Une autre fois, lors d’une longue marche à pied de 3 jours , autour de Timimoum, je m’étais arrêté dans un village afin de marquer la pause du midi : 2 ou 3 arbres donnaient un peu d’ombre en cette chaleur un peu trop forte pour moi et je m’étais assis au pied de l’un d’eux qui était à proximité de quelques maisons . J’attendais que le soleil diminue un peu de son intensité , lorsque je vois arriver vers moi un enfant avec une assiette remplie de nourriture ; il s’arrête auprès de moi et insiste pour que je prenne ce plat tout préparé . J’ai accepté , un peu surpris et étonnée par ce geste inhabituel dans notre civilisation.
Mais ma réflexion m’a fait comprendre ensuite que j’étais là dans ce tout petit village , je me trouvais dans un pays où on accueille tout étranger , et que , sans doute , la femme qui se trouvait seule avec ses enfants dans la maison ne pouvait se permettre de me faire entrer chez elle, moi un homme . Alors , elle m’avait envoyé son enfant pour faire ce geste d’hospitalité.
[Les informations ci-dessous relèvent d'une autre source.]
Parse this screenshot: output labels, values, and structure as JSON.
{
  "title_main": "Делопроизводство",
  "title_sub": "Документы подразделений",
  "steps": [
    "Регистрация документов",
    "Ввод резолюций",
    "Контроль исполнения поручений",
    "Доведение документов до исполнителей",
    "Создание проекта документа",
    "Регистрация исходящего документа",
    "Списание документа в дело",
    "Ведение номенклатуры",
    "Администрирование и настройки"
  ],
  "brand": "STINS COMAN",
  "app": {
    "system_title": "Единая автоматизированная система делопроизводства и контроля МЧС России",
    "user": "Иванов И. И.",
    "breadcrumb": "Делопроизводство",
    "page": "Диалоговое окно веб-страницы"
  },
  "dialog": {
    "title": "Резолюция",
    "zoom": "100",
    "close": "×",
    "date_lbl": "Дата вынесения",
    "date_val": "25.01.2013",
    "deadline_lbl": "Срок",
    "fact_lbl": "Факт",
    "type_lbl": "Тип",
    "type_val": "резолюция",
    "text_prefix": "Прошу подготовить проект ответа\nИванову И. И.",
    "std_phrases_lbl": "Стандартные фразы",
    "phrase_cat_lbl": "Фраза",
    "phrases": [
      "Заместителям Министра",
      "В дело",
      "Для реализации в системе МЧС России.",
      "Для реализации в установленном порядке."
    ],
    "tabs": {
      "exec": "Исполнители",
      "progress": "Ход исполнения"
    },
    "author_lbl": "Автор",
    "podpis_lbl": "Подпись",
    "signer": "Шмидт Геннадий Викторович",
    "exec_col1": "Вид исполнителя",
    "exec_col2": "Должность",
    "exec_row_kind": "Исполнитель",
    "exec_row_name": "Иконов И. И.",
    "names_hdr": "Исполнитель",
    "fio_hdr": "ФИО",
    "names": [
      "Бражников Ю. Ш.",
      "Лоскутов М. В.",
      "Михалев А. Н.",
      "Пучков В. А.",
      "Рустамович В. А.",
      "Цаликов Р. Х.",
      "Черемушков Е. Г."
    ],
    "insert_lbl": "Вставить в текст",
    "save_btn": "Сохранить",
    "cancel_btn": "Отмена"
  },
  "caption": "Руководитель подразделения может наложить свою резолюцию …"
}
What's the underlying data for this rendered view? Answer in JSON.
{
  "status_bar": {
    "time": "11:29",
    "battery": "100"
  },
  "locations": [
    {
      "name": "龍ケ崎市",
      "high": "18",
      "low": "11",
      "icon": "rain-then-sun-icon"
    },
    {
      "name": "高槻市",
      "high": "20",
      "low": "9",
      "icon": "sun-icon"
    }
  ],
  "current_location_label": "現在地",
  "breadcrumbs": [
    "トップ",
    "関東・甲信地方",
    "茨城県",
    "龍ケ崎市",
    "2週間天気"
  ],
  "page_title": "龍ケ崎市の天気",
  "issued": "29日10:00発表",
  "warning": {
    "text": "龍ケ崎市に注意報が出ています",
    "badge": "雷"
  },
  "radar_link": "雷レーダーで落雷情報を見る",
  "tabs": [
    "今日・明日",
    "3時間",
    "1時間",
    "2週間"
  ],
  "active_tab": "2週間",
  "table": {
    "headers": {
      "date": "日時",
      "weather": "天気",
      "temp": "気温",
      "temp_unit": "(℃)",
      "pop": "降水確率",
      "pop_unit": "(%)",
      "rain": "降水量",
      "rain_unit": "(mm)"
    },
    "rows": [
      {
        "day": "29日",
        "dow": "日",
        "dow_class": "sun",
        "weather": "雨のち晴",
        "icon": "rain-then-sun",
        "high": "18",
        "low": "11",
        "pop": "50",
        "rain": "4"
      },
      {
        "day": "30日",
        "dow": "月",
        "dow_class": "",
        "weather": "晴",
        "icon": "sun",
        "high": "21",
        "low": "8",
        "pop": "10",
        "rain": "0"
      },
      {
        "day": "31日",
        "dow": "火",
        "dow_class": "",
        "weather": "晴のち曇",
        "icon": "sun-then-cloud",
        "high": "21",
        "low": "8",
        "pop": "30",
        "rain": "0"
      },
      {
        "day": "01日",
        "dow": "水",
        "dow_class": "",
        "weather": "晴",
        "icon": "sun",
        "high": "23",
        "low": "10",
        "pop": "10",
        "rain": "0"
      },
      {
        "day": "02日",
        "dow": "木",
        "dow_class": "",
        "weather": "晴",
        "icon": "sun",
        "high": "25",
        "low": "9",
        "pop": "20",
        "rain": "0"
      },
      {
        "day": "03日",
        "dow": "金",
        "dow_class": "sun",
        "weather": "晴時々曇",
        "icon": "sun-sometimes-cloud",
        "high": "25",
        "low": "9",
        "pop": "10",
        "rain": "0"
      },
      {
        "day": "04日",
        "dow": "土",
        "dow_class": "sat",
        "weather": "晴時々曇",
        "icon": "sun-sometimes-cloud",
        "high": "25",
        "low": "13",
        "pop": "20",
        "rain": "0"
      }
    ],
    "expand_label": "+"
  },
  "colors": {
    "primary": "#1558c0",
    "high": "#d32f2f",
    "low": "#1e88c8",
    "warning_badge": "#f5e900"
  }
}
Dans le même sens, un autre jour , plus loin , des jeunes m’ont ainsi invité à déjeuner avec eux dans un local genre foyer de jeunes et nous avons pu échanger longuement . Avant de nous séparer , ils m’ont confié de l’argent pour que je puisse les abonner à mon retour en France à des revues de foot ….ce que je fis naturellement . J’ai admiré leur confiance en moi car je les ai quittés sans donner ma propre adresse : seul le contrat moral entrait en ligne de compte
J’arrête là, le récit des épisodes qui m’ont fait rencontré des Algériens réels d’Alger à Tamanrasset : j’ai senti dans ce peuple le côté accueillant, la gentillesse que je n’avais pas du tout pu soupçonner pendant la guerre : c’étaient des humains et même plus que cela, des frères.